Differentiation between Viable and Dead Cryptosporidium Oocysts Using Fluorochrome Staining

• Published in: Kobe journal of the medical sciences Vol. 61; no. 5; pp. E138 - E143
• Main Authors: Tomonaga, Tatsuya, Rai, Shiba Kumar, Uga, Shoji
• Format: Journal Article
• Language: English
• Published: Japan 2015
• Subjects: Animals; Cryptosporidiosis - parasitology; Cryptosporidiosis - prevention & control; Cryptosporidiosis - transmission; Cryptosporidium - cytology; Cryptosporidium - pathogenicity; Drinking Water - parasitology; Fluorescent Dyes; Humans; Oocysts - cytology; Staining and Labeling - methods; Viable; SYTO-17; Nucleic acid staining; Differentiation; Cryptosporidium oocyst
• ISSN: 1883-0498

The use of nucleic acid staining with a fluorochrome dye to differentiate viable and dead (heat-killed) Cryptosporidium oocysts was assessed.

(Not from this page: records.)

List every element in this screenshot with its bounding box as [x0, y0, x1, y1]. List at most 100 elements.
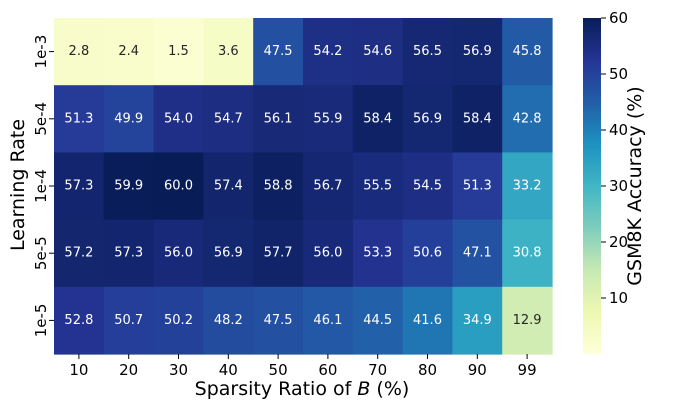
cell-value-label: 44.5: [363, 313, 392, 328]
heatmap-cell: [402, 286, 453, 355]
heatmap-cell: [352, 85, 404, 153]
heatmap-cell: [253, 85, 304, 153]
heatmap-cell: [402, 85, 453, 153]
y-tick-label: 5e-4: [32, 102, 50, 136]
cell-value-label: 30.8: [513, 246, 542, 261]
y-tick-label: 1e-3: [32, 35, 50, 69]
cell-value-label: 58.4: [363, 111, 392, 126]
heatmap-cell: [502, 152, 553, 221]
heatmap-cell: [153, 85, 204, 153]
cell-value-label: 1.5: [168, 44, 189, 59]
cell-value-label: 55.5: [363, 179, 392, 194]
cell-value-label: 57.7: [264, 246, 293, 261]
heatmap-cell: [402, 219, 453, 288]
cell-value-label: 47.5: [264, 44, 293, 59]
heatmap-cell: [352, 152, 404, 221]
x-tick-label: 90: [468, 361, 487, 379]
heatmap-cell: [153, 219, 204, 288]
cell-value-label: 12.9: [513, 313, 542, 328]
x-tick-label: 80: [418, 361, 437, 379]
cell-value-label: 56.9: [214, 246, 243, 261]
cell-value-label: 54.5: [413, 179, 442, 194]
cell-value-label: 2.8: [69, 44, 90, 59]
cell-value-label: 47.5: [264, 313, 293, 328]
heatmap-cell: [502, 219, 553, 288]
heatmap-cell: [103, 18, 155, 86]
colorbar-label: GSM8K Accuracy (%): [624, 86, 646, 285]
heatmap-cell: [502, 18, 553, 86]
heatmap-cell: [253, 219, 304, 288]
heatmap-cell: [203, 286, 254, 355]
heatmap-cell: [103, 152, 155, 221]
x-axis-label-var: B: [357, 378, 370, 400]
x-axis-label: Sparsity Ratio of B (%): [195, 378, 410, 400]
heatmap-cell: [153, 18, 204, 86]
colorbar-tick-label: 30: [609, 177, 628, 195]
cell-value-label: 60.0: [164, 179, 193, 194]
cell-value-label: 56.0: [313, 246, 342, 261]
heatmap-cell: [103, 85, 155, 153]
cell-value-label: 2.4: [118, 44, 139, 59]
cell-value-label: 33.2: [513, 179, 542, 194]
cell-value-label: 56.9: [413, 111, 442, 126]
heatmap-cell: [103, 286, 155, 355]
x-tick-label: 30: [169, 361, 188, 379]
cell-value-label: 55.9: [313, 111, 342, 126]
heatmap-cell: [253, 152, 304, 221]
cell-value-label: 47.1: [463, 246, 492, 261]
cell-value-label: 41.6: [413, 313, 442, 328]
heatmap-cell: [203, 152, 254, 221]
heatmap-cell: [54, 219, 105, 288]
heatmap-cell: [303, 85, 354, 153]
heatmap-cell: [452, 219, 503, 288]
cell-value-label: 57.3: [64, 179, 93, 194]
heatmap-cells: 2.8 2.4 1.5 3.6 47.5 54.2 54.6 56.5 56.9 45.8 51.3…: [54, 18, 553, 355]
heatmap-cell: [502, 286, 553, 355]
cell-value-label: 34.9: [463, 313, 492, 328]
x-tick-label: 20: [119, 361, 138, 379]
heatmap-cell: [203, 85, 254, 153]
x-tick-label: 40: [219, 361, 238, 379]
heatmap-cell: [54, 18, 105, 86]
heatmap-cell: [153, 286, 204, 355]
cell-value-label: 53.3: [363, 246, 392, 261]
x-tick-label: 70: [368, 361, 387, 379]
x-axis-ticks: 10 20 30 40 50 60 70 80 90 99: [69, 354, 537, 379]
heatmap-cell: [54, 152, 105, 221]
heatmap-cell: [402, 18, 453, 86]
cell-value-label: 56.9: [463, 44, 492, 59]
cell-value-label: 51.3: [64, 111, 93, 126]
cell-value-label: 50.2: [164, 313, 193, 328]
heatmap-cell: [352, 18, 404, 86]
heatmap-cell: [253, 286, 304, 355]
cell-value-label: 56.1: [264, 111, 293, 126]
cell-value-label: 52.8: [64, 313, 93, 328]
heatmap-cell: [203, 219, 254, 288]
heatmap-cell: [54, 286, 105, 355]
x-tick-label: 10: [69, 361, 88, 379]
x-axis-label-prefix: Sparsity Ratio of: [195, 378, 358, 400]
heatmap-cell: [54, 85, 105, 153]
colorbar-tick-label: 60: [609, 9, 628, 27]
cell-value-label: 59.9: [114, 179, 143, 194]
cell-value-label: 50.7: [114, 313, 143, 328]
heatmap-cell: [402, 152, 453, 221]
y-axis-label: Learning Rate: [7, 119, 29, 251]
heatmap-cell: [103, 219, 155, 288]
y-axis-ticks: 1e-3 5e-4 1e-4 5e-5 1e-5: [32, 35, 54, 337]
x-tick-label: 50: [269, 361, 288, 379]
cell-value-label: 57.3: [114, 246, 143, 261]
colorbar-tick-label: 50: [609, 65, 628, 83]
cell-value-label: 57.2: [64, 246, 93, 261]
cell-value-label: 58.8: [264, 179, 293, 194]
heatmap-cell: [452, 85, 503, 153]
cell-value-label: 42.8: [513, 111, 542, 126]
x-tick-label: 60: [318, 361, 337, 379]
cell-value-label: 57.4: [214, 179, 243, 194]
x-tick-label: 99: [518, 361, 537, 379]
cell-value-label: 3.6: [218, 44, 239, 59]
cell-value-label: 46.1: [313, 313, 342, 328]
colorbar: [583, 18, 601, 354]
cell-value-label: 54.7: [214, 111, 243, 126]
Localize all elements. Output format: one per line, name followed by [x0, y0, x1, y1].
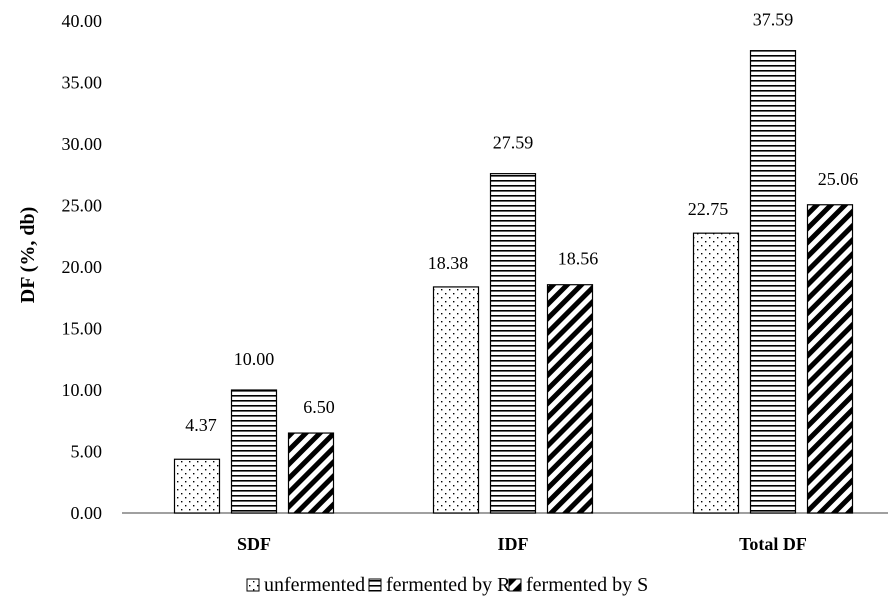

The specificities (percentage of unstained viable oocysts) and sensitivities (percentage of stained dead oocysts) of the seven tested dyes (SYTO-17® and SYTO-59® to 64®) ranged from 65 to 76% (average 71%) and 83 to 95% (average 91%), respectively. SYTO-59 and SYTO-17 imparted greater color (4+) intensity than the other dyes (2+ or less). Of these two dyes, SYTO-17 exhibited more brightness and slower discoloration and was selected for use in further experiments. The optimum staining time for SYTO-17 at 37℃ was one hour or more (sensitivity of 96%). Dye concentrations of 20 and 30 µM resulted in maximal color intensity, and no further improvement was observed with further increases in dye concentration. Staining a mixture of viable and dead oocysts (1:1 ratio) with 20 µM dye at 37℃ for one hour yielded the expected results (approximately 50%), but no remarkable increase in the percent staining with time (up to 8 hours) was observed. In this study, no ghost oocysts were observed. The present study indicated that the fluorogenic nucleic acid dye SYTO-17 could be used to discriminate between live and dead Cryptosporidium oocysts.